11. As a joke, I have put a morphed photo of my friend on Facebook. She has taken it as a joke, but her father is very angry with this. Can he file a case against me?
 
- If her father finds it offensive, he can file a case and it can be penalized  as  “sending  offensive  messages”  and  is  punishable with up to 3 years imprisonment (ITA Section 66A)
  
- If the photo is obscene then there is an additional liability for 3 years imprisonment (ITA Section 67)

-          


12. What kind of posts, comment, likes, share can land you in prison?

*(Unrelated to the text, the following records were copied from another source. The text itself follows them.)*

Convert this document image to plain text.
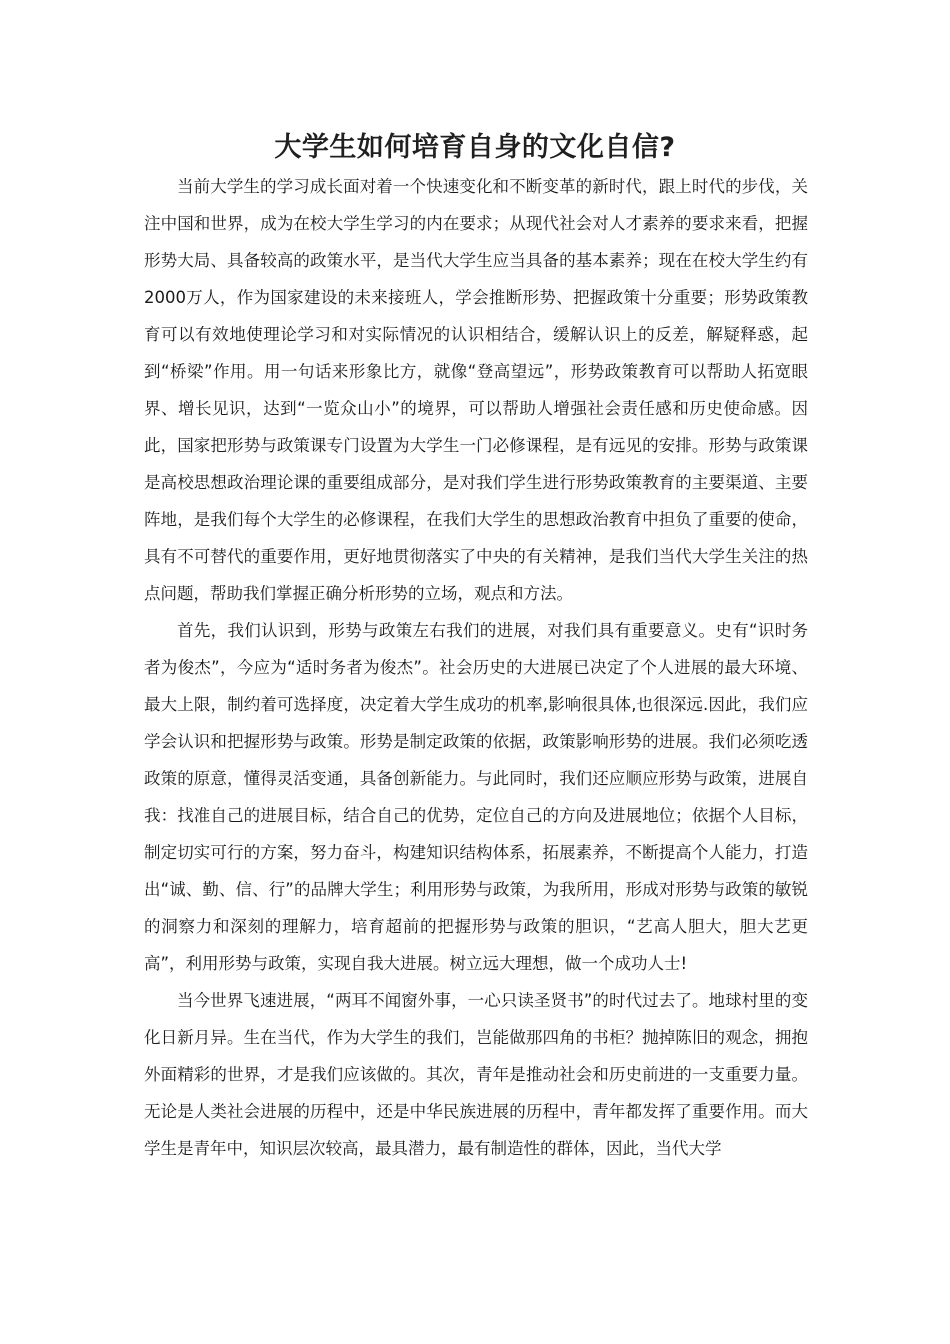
大学生如何培育自身的文化自信?

当前大学生的学习成长面对着一个快速变化和不断变革的新时代，跟上时代的步伐，关注中国和世界，成为在校大学生学习的内在要求；从现代社会对人才素养的要求来看，把握形势大局、具备较高的政策水平，是当代大学生应当具备的基本素养；现在在校大学生约有2000万人，作为国家建设的未来接班人，学会推断形势、把握政策十分重要；形势政策教育可以有效地使理论学习和对实际情况的认识相结合，缓解认识上的反差，解疑释惑，起到“桥梁”作用。用一句话来形象比方，就像“登高望远”，形势政策教育可以帮助人拓宽眼界、增长见识，达到“一览众山小”的境界，可以帮助人增强社会责任感和历史使命感。因此，国家把形势与政策课专门设置为大学生一门必修课程，是有远见的安排。形势与政策课是高校思想政治理论课的重要组成部分，是对我们学生进行形势政策教育的主要渠道、主要阵地，是我们每个大学生的必修课程，在我们大学生的思想政治教育中担负了重要的使命，具有不可替代的重要作用，更好地贯彻落实了中央的有关精神，是我们当代大学生关注的热点问题，帮助我们掌握正确分析形势的立场，观点和方法。

首先，我们认识到，形势与政策左右我们的进展，对我们具有重要意义。史有“识时务者为俊杰”，今应为“适时务者为俊杰”。社会历史的大进展已决定了个人进展的最大环境、最大上限，制约着可选择度，决定着大学生成功的机率,影响很具体,也很深远.因此，我们应学会认识和把握形势与政策。形势是制定政策的依据，政策影响形势的进展。我们必须吃透政策的原意，懂得灵活变通，具备创新能力。与此同时，我们还应顺应形势与政策，进展自我：找准自己的进展目标，结合自己的优势，定位自己的方向及进展地位；依据个人目标，制定切实可行的方案，努力奋斗，构建知识结构体系，拓展素养，不断提高个人能力，打造出“诚、勤、信、行”的品牌大学生；利用形势与政策，为我所用，形成对形势与政策的敏锐的洞察力和深刻的理解力，培育超前的把握形势与政策的胆识，“艺高人胆大，胆大艺更高”，利用形势与政策，实现自我大进展。树立远大理想，做一个成功人士!

当今世界飞速进展，“两耳不闻窗外事，一心只读圣贤书”的时代过去了。地球村里的变化日新月异。生在当代，作为大学生的我们，岂能做那四角的书柜？抛掉陈旧的观念，拥抱外面精彩的世界，才是我们应该做的。其次，青年是推动社会和历史前进的一支重要力量。无论是人类社会进展的历程中，还是中华民族进展的历程中，青年都发挥了重要作用。而大学生是青年中，知识层次较高，最具潜力，最有制造性的群体，因此，当代大学
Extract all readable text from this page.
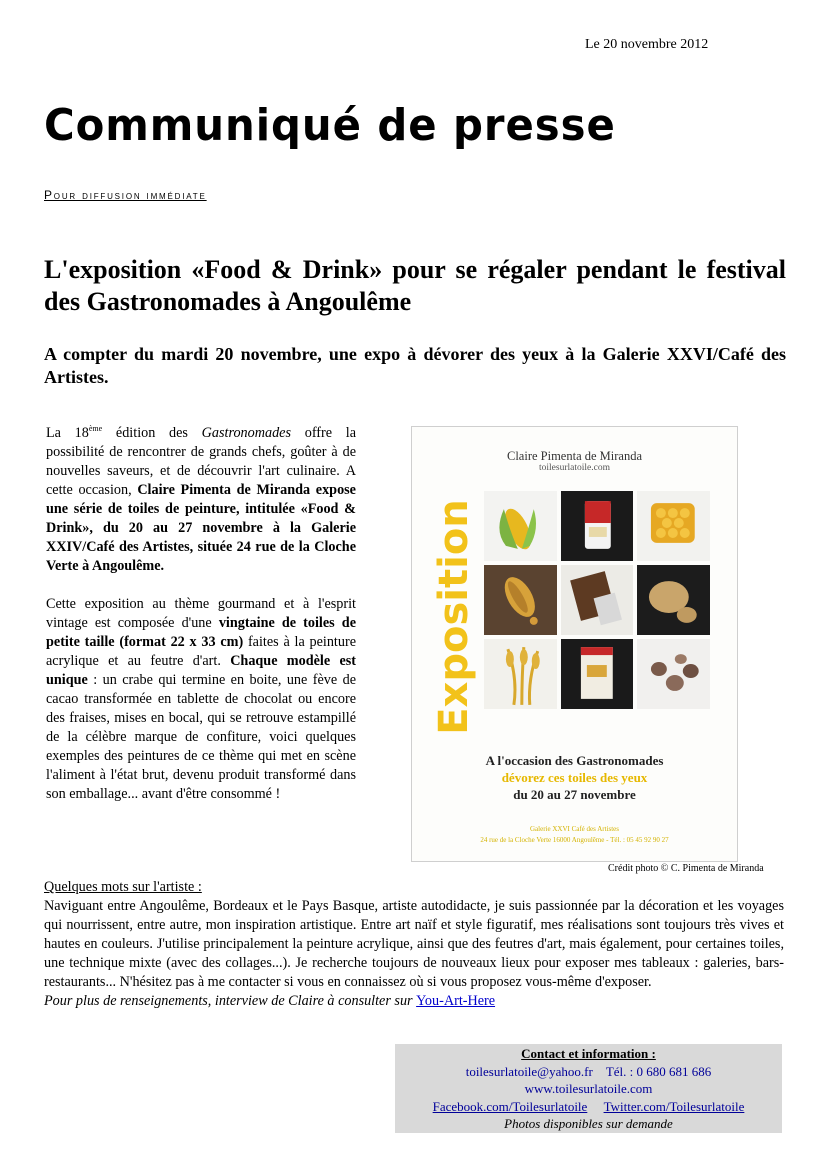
Le 20 novembre 2012
Communiqué de presse
Pour diffusion immédiate
L'exposition «Food & Drink» pour se régaler pendant le festival des Gastronomades à Angoulême
A compter du mardi 20 novembre, une expo à dévorer des yeux à la Galerie XXVI/Café des Artistes.

La 18ème édition des Gastronomades offre la possibilité de rencontrer de grands chefs, goûter à de nouvelles saveurs, et de découvrir l'art culinaire. A cette occasion, Claire Pimenta de Miranda expose une série de toiles de peinture, intitulée «Food & Drink», du 20 au 27 novembre à la Galerie XXIV/Café des Artistes, située 24 rue de la Cloche Verte à Angoulême.

Cette exposition au thème gourmand et à l'esprit vintage est composée d'une vingtaine de toiles de petite taille (format 22 x 33 cm) faites à la peinture acrylique et au feutre d'art. Chaque modèle est unique : un crabe qui termine en boite, une fève de cacao transformée en tablette de chocolat ou encore des fraises, mises en bocal, qui se retrouve estampillé de la célèbre marque de confiture, voici quelques exemples des peintures de ce thème qui met en scène l'aliment à l'état brut, devenu produit transformé dans son emballage... avant d'être consommé !

Claire Pimenta de Miranda
toilesurlatoile.com
Exposition
A l'occasion des Gastronomades
dévorez ces toiles des yeux
du 20 au 27 novembre
Galerie XXVI Café des Artistes
24 rue de la Cloche Verte 16000 Angoulême - Tél. : 05 45 92 90 27
Crédit photo © C. Pimenta de Miranda
Quelques mots sur l'artiste :
Naviguant entre Angoulême, Bordeaux et le Pays Basque, artiste autodidacte, je suis passionnée par la décoration et les voyages qui nourrissent, entre autre, mon inspiration artistique. Entre art naïf et style figuratif, mes réalisations sont toujours très vives et hautes en couleurs. J'utilise principalement la peinture acrylique, ainsi que des feutres d'art, mais également, pour certaines toiles, une technique mixte (avec des collages...). Je recherche toujours de nouveaux lieux pour exposer mes tableaux : galeries, bars-restaurants... N'hésitez pas à me contacter si vous en connaissez où si vous proposez vous-même d'exposer.
Pour plus de renseignements, interview de Claire à consulter sur You-Art-Here
Contact et information :
toilesurlatoile@yahoo.fr Tél. : 0 680 681 686
www.toilesurlatoile.com
Facebook.com/Toilesurlatoile Twitter.com/Toilesurlatoile
Photos disponibles sur demande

Before posting on Facebook, ask yourself one question –

If this comment were about my family, or me, would I be offended? 

    If your answer is yes, DO NOT post. At any cost, avoid the following posts, comments or messages. Do not “like” these posts or messages either. 

 ×  Do  not  ridicule  anyone  on  Facebook  -  Government  official, Minister, celebrity or even an ordinary person.

×  Do not ridicule a religion on Facebook

×  Do not refer to someone using derogatory terms such as “corrupt”, “idiot”, “fat pig”, “ugly” or worse.

Also

×  Do not open a Facebook account in a fake name.

×  Do not open an account on Facebook using a celebrity’s name.

×  Do not tag someone in an offensive photo.

×  Do not post obscene photos / videos.

×  Do not use abusive language on Facebook.

×  Do not send threatening messages.